9. So far as call data record is concerned, suffice it to say that call data record is not a conclusive piece of evidence to ascertain the guilt or otherwise of an accused. CDR in isolation does not advance the prosecution’s case until and unless some credible material in this regard has been collected. The Honourable Supreme Court of Pakistan in case reported as “Mian Khalid Perviz vs. The State through Special Prosecutor ANF and another” (2021 SCMR 522) has held that:-
“Mere production of CDR DATA without transcripts of the calls or end to end audio recording cannot be considered/used as evidence worth reliance. Besides the call transcripts, it should also be established on the record that callers on both the ends were the same persons whose calls data is being used in evidence. While considering such type of evidence extra care is required to be taken by the Courts as advancement of science and technology, on the other hand, has also made it very convenient and easy to edit and make changes of one’s choice as highlighted and discussed in the case of Ishtiaq Ahmad Mirza supra. We also can lay hand on the case of Azeem Khan v. Mujahid Khan (2016 SCMR 274) in this regard”.
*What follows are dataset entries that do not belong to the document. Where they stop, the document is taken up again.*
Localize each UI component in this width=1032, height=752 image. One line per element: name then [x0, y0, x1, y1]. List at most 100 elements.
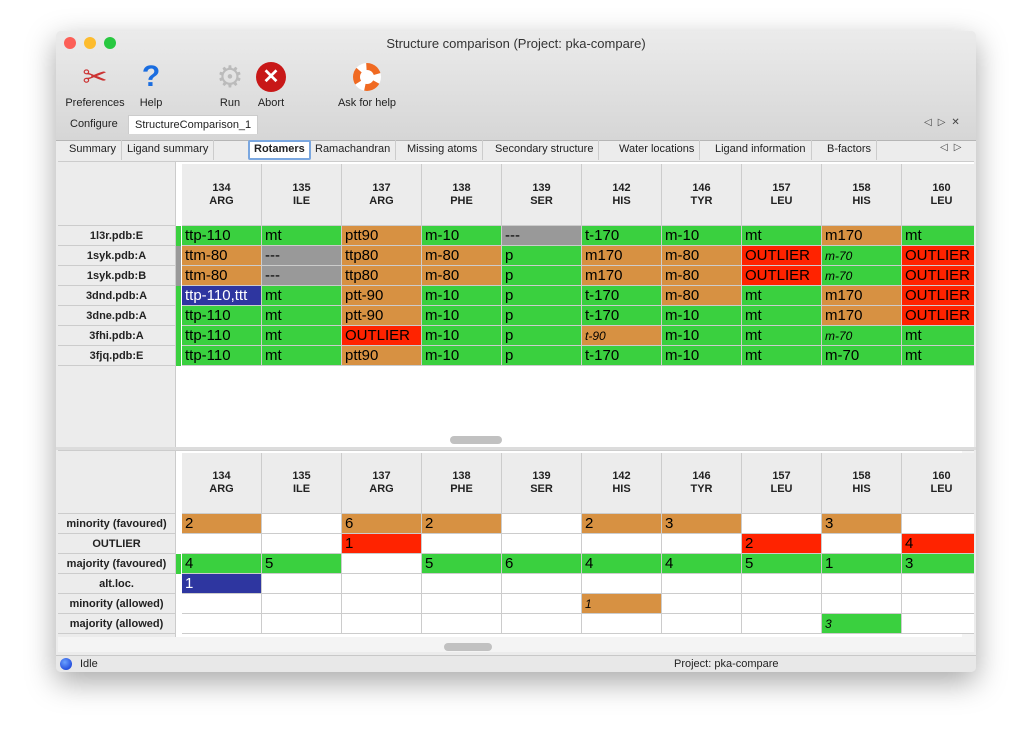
table-cell[interactable]: p	[502, 286, 582, 306]
table-cell[interactable]: 2	[742, 534, 822, 554]
table-cell[interactable]	[182, 594, 262, 614]
row-label[interactable]: 1syk.pdb:A	[58, 246, 176, 266]
table-cell[interactable]: 3	[662, 514, 742, 534]
column-header[interactable]: 158 HIS	[822, 453, 902, 514]
row-label[interactable]: 3dnd.pdb:A	[58, 286, 176, 306]
table-cell[interactable]: m-70	[822, 246, 902, 266]
minimize-window-button[interactable]	[84, 37, 96, 49]
table-cell[interactable]	[582, 534, 662, 554]
row-label[interactable]: alt.loc.	[58, 574, 176, 594]
tab-left-arrow-icon[interactable]: ◁	[924, 117, 938, 128]
horizontal-scrollbar[interactable]	[450, 436, 502, 444]
column-header[interactable]: 137 ARG	[342, 453, 422, 514]
table-cell[interactable]	[502, 574, 582, 594]
table-cell[interactable]: m-70	[822, 326, 902, 346]
table-cell[interactable]: ptt90	[342, 226, 422, 246]
table-cell[interactable]: m-10	[662, 346, 742, 366]
table-cell[interactable]: ptt90	[342, 346, 422, 366]
table-cell[interactable]: m-70	[822, 346, 902, 366]
row-label[interactable]: 3fjq.pdb:E	[58, 346, 176, 366]
subtab-ligand-summary[interactable]: Ligand summary	[122, 140, 215, 160]
tab-structurecomparison-1[interactable]: StructureComparison_1	[128, 115, 259, 134]
table-cell[interactable]	[662, 574, 742, 594]
table-cell[interactable]: p	[502, 326, 582, 346]
table-cell[interactable]	[582, 614, 662, 634]
table-cell[interactable]: m-10	[422, 226, 502, 246]
column-header[interactable]: 139 SER	[502, 164, 582, 226]
table-cell[interactable]	[342, 594, 422, 614]
table-cell[interactable]: m170	[822, 286, 902, 306]
subtab-missing-atoms[interactable]: Missing atoms	[402, 140, 484, 160]
table-cell[interactable]: m-80	[662, 286, 742, 306]
table-cell[interactable]: mt	[742, 326, 822, 346]
table-cell[interactable]: m-10	[662, 306, 742, 326]
table-cell[interactable]: ptt-90	[342, 306, 422, 326]
table-cell[interactable]	[502, 534, 582, 554]
table-cell[interactable]: p	[502, 306, 582, 326]
column-header[interactable]: 146 TYR	[662, 164, 742, 226]
table-cell[interactable]: mt	[262, 346, 342, 366]
table-cell[interactable]: 2	[182, 514, 262, 534]
table-cell[interactable]	[822, 594, 902, 614]
help-button[interactable]: ? Help	[134, 57, 168, 109]
table-cell[interactable]: p	[502, 266, 582, 286]
table-cell[interactable]: t-170	[582, 306, 662, 326]
table-cell[interactable]	[262, 614, 342, 634]
row-label[interactable]: minority (allowed)	[58, 594, 176, 614]
subtab-ligand-information[interactable]: Ligand information	[710, 140, 812, 160]
abort-button[interactable]: ✕ Abort	[252, 57, 290, 109]
column-header[interactable]: 135 ILE	[262, 453, 342, 514]
table-cell[interactable]: 5	[742, 554, 822, 574]
table-cell[interactable]	[262, 594, 342, 614]
subtab-right-arrow-icon[interactable]: ▷	[953, 142, 968, 153]
table-cell[interactable]: mt	[902, 346, 974, 366]
table-cell[interactable]	[742, 574, 822, 594]
horizontal-scrollbar-bottom[interactable]	[444, 643, 492, 651]
table-cell[interactable]	[662, 534, 742, 554]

10. The overall impact of what has been discussed above is that the prosecution has miserably failed to establish the case against the appellants. Resultantly, this and connected Cr.A.No. 34-D/2022, filed by convict/appellant Muhammad Shehzad are allowed, the impugned judgment is set aside and the appellants are acquitted from the charges levelled against them. They shall be released forthwith, if not required to be detained in connection with any other criminal case. Since we have set aside the conviction and sentence awarded to the appellant, therefore, the connected criminal appeal against acquittal of co-accused as well as criminal revision for enhancement of sentence have become infructuous which stand dismissed accordingly.
11. Above are the detailed reasons of our short order of even date.